V-Mart Retail Limited May 18, 2023

No there's no plan to raise any equity or dilute equity. That's absolutely not on the anvil. I think the way we have structured our plans within the four walls of the plan for next year we should be able to manage the burn on LimeRoad because we already got a cap in place internally. On the store’s expansion, the numbers that we are looking at we've worked around them and we’ve only quoted numbers which we can finance and which we can manage from the current flows. There will be some amount of average short-term debt, working capital utilization which will keep happening throughout the year but there is nothing beyond that, that is planned. If there are any substantial headwinds inflows, we may need to restructure some of our expansion plans but that's it. I do not definitely seek any additional capital inflows.

Thank you. I would now like to hand over the call to the management for closing comments. Over to you sir.

Thank you everyone for being there. I definitely understand there is a lot of perception getting built over the company and I definitely want to register everyone this question what has changed?
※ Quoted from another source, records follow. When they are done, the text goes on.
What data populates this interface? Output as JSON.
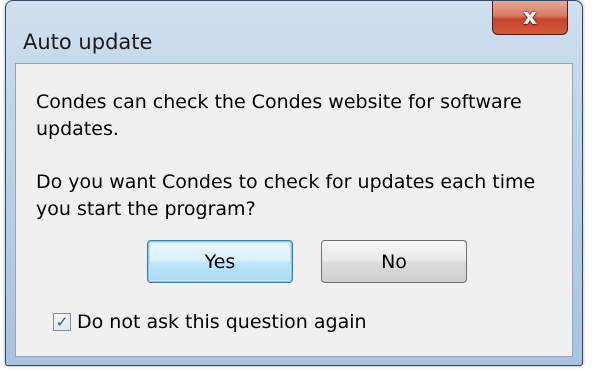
{
  "window": {
    "title": "Auto update",
    "close_label": "x"
  },
  "dialog": {
    "message_line1": "Condes can check the Condes website for software updates.",
    "message_line2": "Do you want Condes to check for updates each time you start the program?"
  },
  "buttons": {
    "yes_label": "Yes",
    "no_label": "No",
    "focused": "Yes"
  },
  "checkbox": {
    "label": "Do not ask this question again",
    "checked": true,
    "check_glyph": "✓"
  },
  "colors": {
    "titlebar": "#bcd3e8",
    "close_button": "#c7442b",
    "client_background": "#f0f0f0",
    "focus_border": "#3c7fb1"
  },
  "icons": {
    "close": "close-icon",
    "check": "checkmark-icon"
  }
}
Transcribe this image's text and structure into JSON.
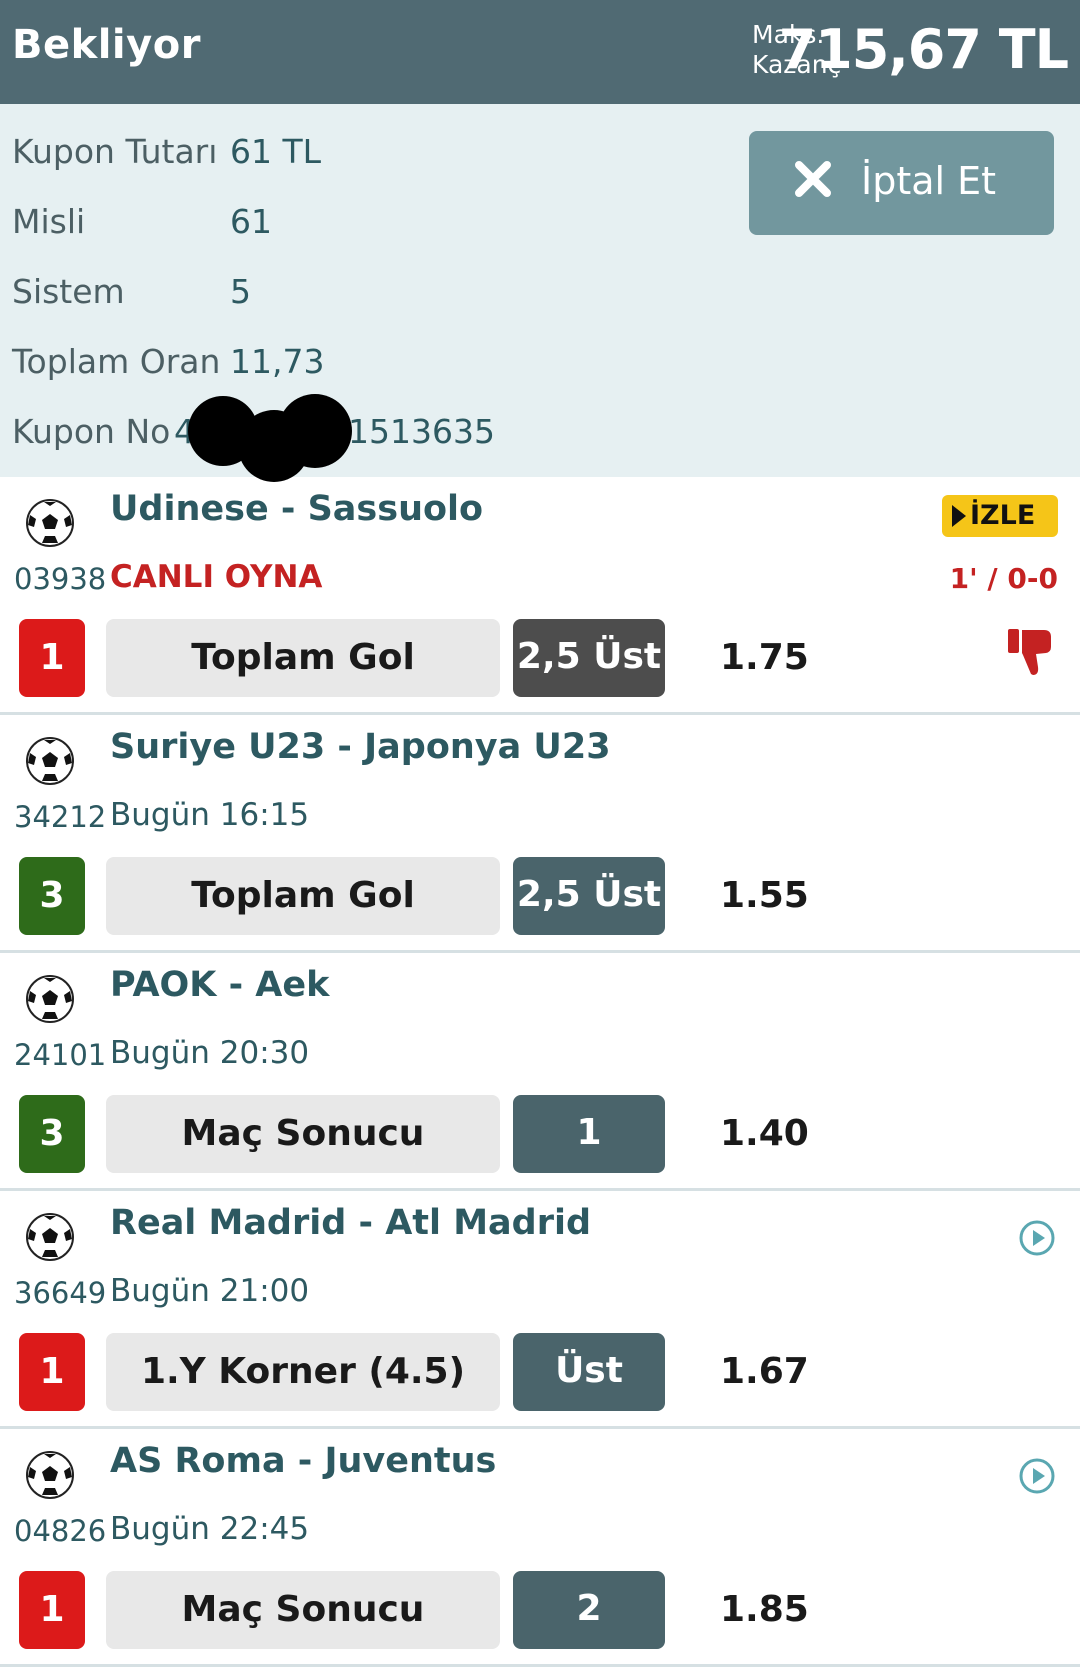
{
  "header": {
    "status": "Bekliyor",
    "max_label_1": "Maks.",
    "max_label_2": "Kazanç",
    "max_win": "715,67 TL"
  },
  "summary": [
    {
      "label": "Kupon Tutarı",
      "value": "61 TL"
    },
    {
      "label": "Misli",
      "value": "61"
    },
    {
      "label": "Sistem",
      "value": "5"
    },
    {
      "label": "Toplam Oran",
      "value": "11,73"
    },
    {
      "label": "Kupon No",
      "value_prefix": "4",
      "value_suffix": "1513635"
    }
  ],
  "cancel_button": "İptal Et",
  "matches": [
    {
      "teams": "Udinese - Sassuolo",
      "code": "03938",
      "time": "CANLI OYNA",
      "live": true,
      "score": "1' / 0-0",
      "watch": "İZLE",
      "mbs": "1",
      "mbs_color": "#dc1a1a",
      "market": "Toplam Gol",
      "pick": "2,5 Üst",
      "odd": "1.75",
      "icon": "thumbs-down-icon"
    },
    {
      "teams": "Suriye U23 - Japonya U23",
      "code": "34212",
      "time": "Bugün 16:15",
      "mbs": "3",
      "mbs_color": "#2e6b1a",
      "market": "Toplam Gol",
      "pick": "2,5 Üst",
      "odd": "1.55"
    },
    {
      "teams": "PAOK - Aek",
      "code": "24101",
      "time": "Bugün 20:30",
      "mbs": "3",
      "mbs_color": "#2e6b1a",
      "market": "Maç Sonucu",
      "pick": "1",
      "odd": "1.40"
    },
    {
      "teams": "Real Madrid - Atl Madrid",
      "code": "36649",
      "time": "Bugün 21:00",
      "mbs": "1",
      "mbs_color": "#dc1a1a",
      "market": "1.Y Korner (4.5)",
      "pick": "Üst",
      "odd": "1.67",
      "icon": "play-circle-icon"
    },
    {
      "teams": "AS Roma - Juventus",
      "code": "04826",
      "time": "Bugün 22:45",
      "mbs": "1",
      "mbs_color": "#dc1a1a",
      "market": "Maç Sonucu",
      "pick": "2",
      "odd": "1.85",
      "icon": "play-circle-icon"
    }
  ]
}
Nothing has changed. I think we are working on our plans. We are working on what we have communicated. We are definitely working on what is good for the future of retail and future of the company. We are definitely taking certain risk which is not showing up in the number and we believe in the long-term story, we will definitely take most of the actions which are benefiting our long-term stories. We definitely are those fundamental cultural companies who don't just look at those quarter-on-quarter numbers. We understand there are macros and there are situations in the market. We definitely don't want to get pressurized and nervous on taking certain short-term calls to improve our numbers. We will definitely work and keep working on improving our strength to offer and give a great experience to the consumer and that's both digitally and physically and that's what our endeavor is. We remain sure on these lines you could lose patience at times. We would want to be more and more transparent. We would definitely want to keep everyone more informed in whatever we could possibly do but yes, you guys have to also support the team and build your models accordingly. So great, thank you so much for being there and being confident on the company. We definitely would deliver and keep delivering to your expectation. Thank you. Have a great day.

Thank you. On behalf of HDFC Securities that concludes this conference. Thank you for joining us and you may now disconnect your lines.